Senior and resident assistant Bre Taylor lives in a single on the building’s 33rd floor that overlooks the South Street Seaport, the Brooklyn and Manhattan bridges, and the built-up Brooklyn waterfront. “I’m very lucky. I don’t know if I’ll ever be this lucky again,” says Taylor, a 21-year-old communications major from Virginia. She’s spent hours watching traffic crawl over the bridges into King’s County, and once saw a marquee emblazoned with a marriage proposal float by on the East River.

The 760 students who live in the building pay between $8,850 and $10,500 per semester, depending on room size, though most students live in doubles that run $9,380 per semester. When it comes to which story the students get to inhabit, those with seniority and higher grade point averages get to pick their rooms first.

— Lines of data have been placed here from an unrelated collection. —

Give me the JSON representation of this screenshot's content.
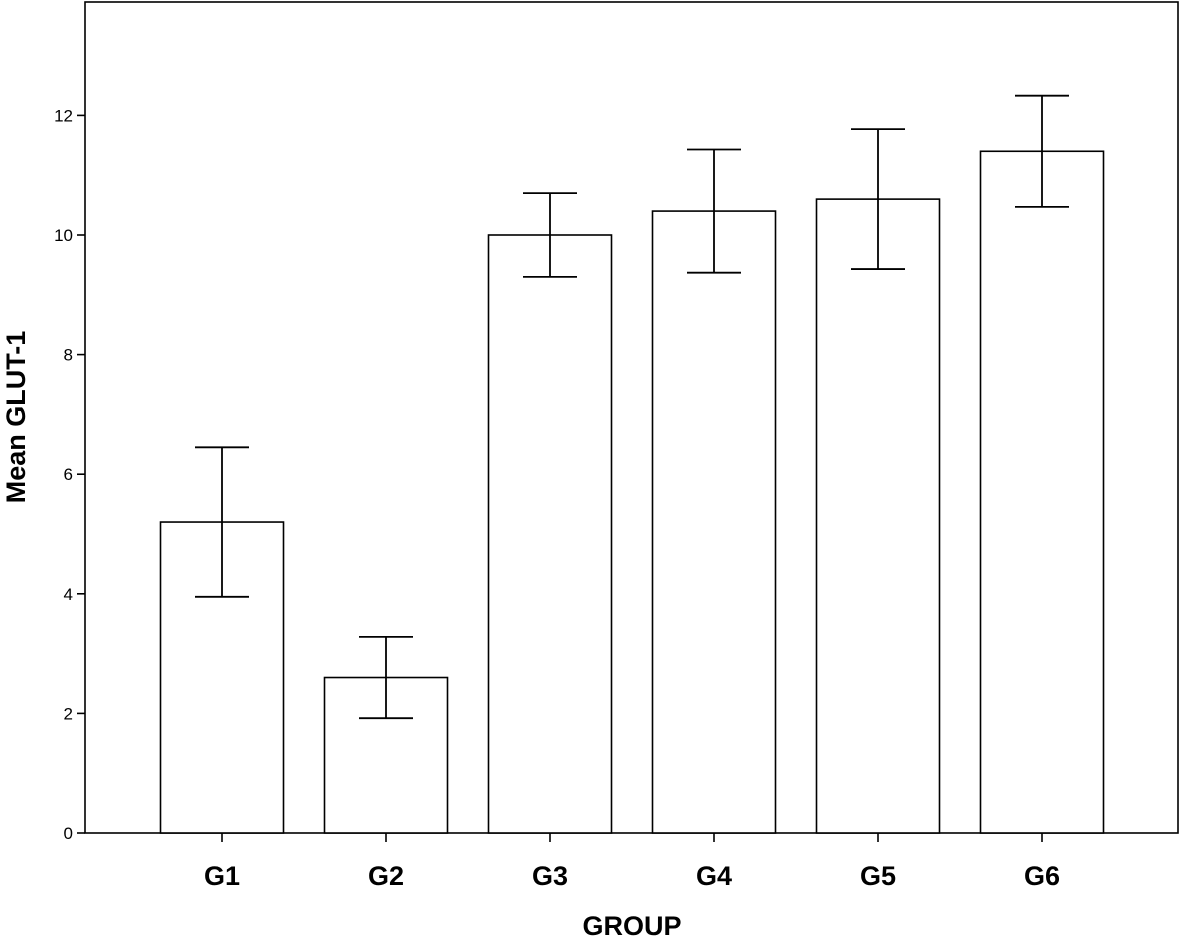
{
  "chart_data": {
    "type": "bar",
    "title": "",
    "xlabel": "GROUP",
    "ylabel": "Mean GLUT-1",
    "categories": [
      "G1",
      "G2",
      "G3",
      "G4",
      "G5",
      "G6"
    ],
    "values": [
      5.2,
      2.6,
      10.0,
      10.4,
      10.6,
      11.4
    ],
    "error_bars": {
      "lower": [
        3.95,
        1.92,
        9.3,
        9.37,
        9.43,
        10.47
      ],
      "upper": [
        6.45,
        3.28,
        10.7,
        11.43,
        11.77,
        12.33
      ]
    },
    "ylim": [
      0,
      13.9
    ],
    "yticks": [
      0,
      2,
      4,
      6,
      8,
      10,
      12
    ],
    "grid": false,
    "legend": "none",
    "colors": {
      "bar_fill": "#ffffff",
      "bar_stroke": "#000000",
      "axis": "#000000"
    }
  }
}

“I think it’s really funny that people pay millions of dollars to live over here,” Taylor says of the Financial District, where she has resided since freshman year because it’s home to Pace’s campus. After graduation, when she hunts for her own apartment, Taylor says she’ll prioritize some of the amenities she’s become used to at 33 Beekman — like laundry — over a postcard-worthy vista. “As long as I can come home and enjoy myself, it really doesn’t matter to me,” she adds. Even so, Taylor says, “I try to soak it up.”